La consignación del importe de la condena, cuando así proceda, se realizará de conformidad con lo dispuesto en el artículo 230 la Ley Reguladora de la Jurisdicción Social, con las exclusiones indicadas en el párrafo anterior, y se efectuará en la cuenta que esta Sala tiene abierta en BANCO SANTANDER, cuenta Nº 0965 0000 80, añadiendo a continuación seis dígitos. De ellos los cuatro primeros serán los correspondientes al número de rollo de esta Sala y dos restantes los dos últimos del año de dicho rollo, por lo que la cuenta en la que debe ingresarse se compone de 16 dígitos. La parte recurrente deberá acreditar que lo ha efectuado al tiempo de preparar el recurso en esta Secretaría.
Podrá sustituirse la consignación en metálico por el aseguramiento de la condena por aval solidario emitido por una entidad de crédito dicho aval deberá ser de duración indefinida y pagadero a primer requerimiento.
Para el caso que el depósito o la consignación no se realicen de forma presencial, sino mediante transferencia bancaria o por procedimientos telemáticos, en dichas operaciones deberán constar los siguientes datos:
La cuenta bancaria a la que se remitirá la suma es IBAN ES 55 0049 3569 920005001274. En el campo del "ordenante" se indicará el nombre o razón social de la persona física o jurídica obligada a hacer el ingreso y el NIF o CIF de la misma.

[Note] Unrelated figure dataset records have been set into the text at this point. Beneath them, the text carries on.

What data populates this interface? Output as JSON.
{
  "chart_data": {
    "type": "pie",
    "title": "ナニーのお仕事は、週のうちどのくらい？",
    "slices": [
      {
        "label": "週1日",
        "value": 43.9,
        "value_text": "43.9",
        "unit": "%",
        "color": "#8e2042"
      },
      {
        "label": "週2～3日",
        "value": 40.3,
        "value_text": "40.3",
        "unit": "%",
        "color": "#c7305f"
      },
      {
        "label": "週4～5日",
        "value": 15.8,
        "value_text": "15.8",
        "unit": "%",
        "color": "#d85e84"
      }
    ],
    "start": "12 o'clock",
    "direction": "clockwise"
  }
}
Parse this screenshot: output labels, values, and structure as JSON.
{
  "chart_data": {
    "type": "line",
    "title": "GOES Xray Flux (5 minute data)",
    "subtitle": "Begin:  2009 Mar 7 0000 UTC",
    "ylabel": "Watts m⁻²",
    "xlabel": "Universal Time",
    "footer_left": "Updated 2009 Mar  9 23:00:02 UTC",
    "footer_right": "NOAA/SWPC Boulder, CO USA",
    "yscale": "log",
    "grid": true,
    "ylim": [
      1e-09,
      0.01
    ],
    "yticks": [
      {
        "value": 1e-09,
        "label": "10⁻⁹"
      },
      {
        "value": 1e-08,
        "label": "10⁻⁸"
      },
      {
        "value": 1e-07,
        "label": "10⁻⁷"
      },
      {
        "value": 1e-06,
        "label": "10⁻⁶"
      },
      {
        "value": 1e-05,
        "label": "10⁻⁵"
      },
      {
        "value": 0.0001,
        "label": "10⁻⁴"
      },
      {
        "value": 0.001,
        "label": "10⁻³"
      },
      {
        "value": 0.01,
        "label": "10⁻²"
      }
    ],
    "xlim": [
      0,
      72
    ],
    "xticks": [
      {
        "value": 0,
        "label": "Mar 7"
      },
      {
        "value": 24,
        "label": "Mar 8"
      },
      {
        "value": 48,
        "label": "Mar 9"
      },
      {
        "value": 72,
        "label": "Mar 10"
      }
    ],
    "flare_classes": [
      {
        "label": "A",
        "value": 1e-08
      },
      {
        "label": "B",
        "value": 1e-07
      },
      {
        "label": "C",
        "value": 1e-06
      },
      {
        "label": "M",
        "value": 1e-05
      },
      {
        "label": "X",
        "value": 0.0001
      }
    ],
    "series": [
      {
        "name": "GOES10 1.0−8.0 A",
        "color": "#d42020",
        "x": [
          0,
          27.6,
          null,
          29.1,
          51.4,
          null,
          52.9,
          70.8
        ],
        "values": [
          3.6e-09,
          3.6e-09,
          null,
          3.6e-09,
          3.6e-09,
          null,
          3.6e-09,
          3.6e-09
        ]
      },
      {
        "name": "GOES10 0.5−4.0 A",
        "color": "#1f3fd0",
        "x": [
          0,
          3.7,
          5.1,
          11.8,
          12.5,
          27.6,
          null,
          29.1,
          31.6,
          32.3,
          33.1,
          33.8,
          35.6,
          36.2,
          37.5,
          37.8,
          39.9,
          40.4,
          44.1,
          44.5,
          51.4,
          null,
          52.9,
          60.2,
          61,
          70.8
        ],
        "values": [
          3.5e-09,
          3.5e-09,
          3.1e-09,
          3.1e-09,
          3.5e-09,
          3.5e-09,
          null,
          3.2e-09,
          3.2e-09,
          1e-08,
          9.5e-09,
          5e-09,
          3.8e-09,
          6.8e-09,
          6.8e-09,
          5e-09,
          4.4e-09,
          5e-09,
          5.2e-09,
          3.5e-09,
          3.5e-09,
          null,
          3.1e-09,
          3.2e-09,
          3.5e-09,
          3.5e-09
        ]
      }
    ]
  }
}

Como "beneficiario" deberá constar la Sala Social del TSJ DE CATALUÑA. Finalmente, en el campo "observaciones o concepto de la transferencia" se introducirán los 16 dígitos indicados en los párrafos anteriores referidos al depósito y la consignación efectuados de forma presencial.
Así por nuestra sentencia, lo pronunciamos, mandamos y firmamos.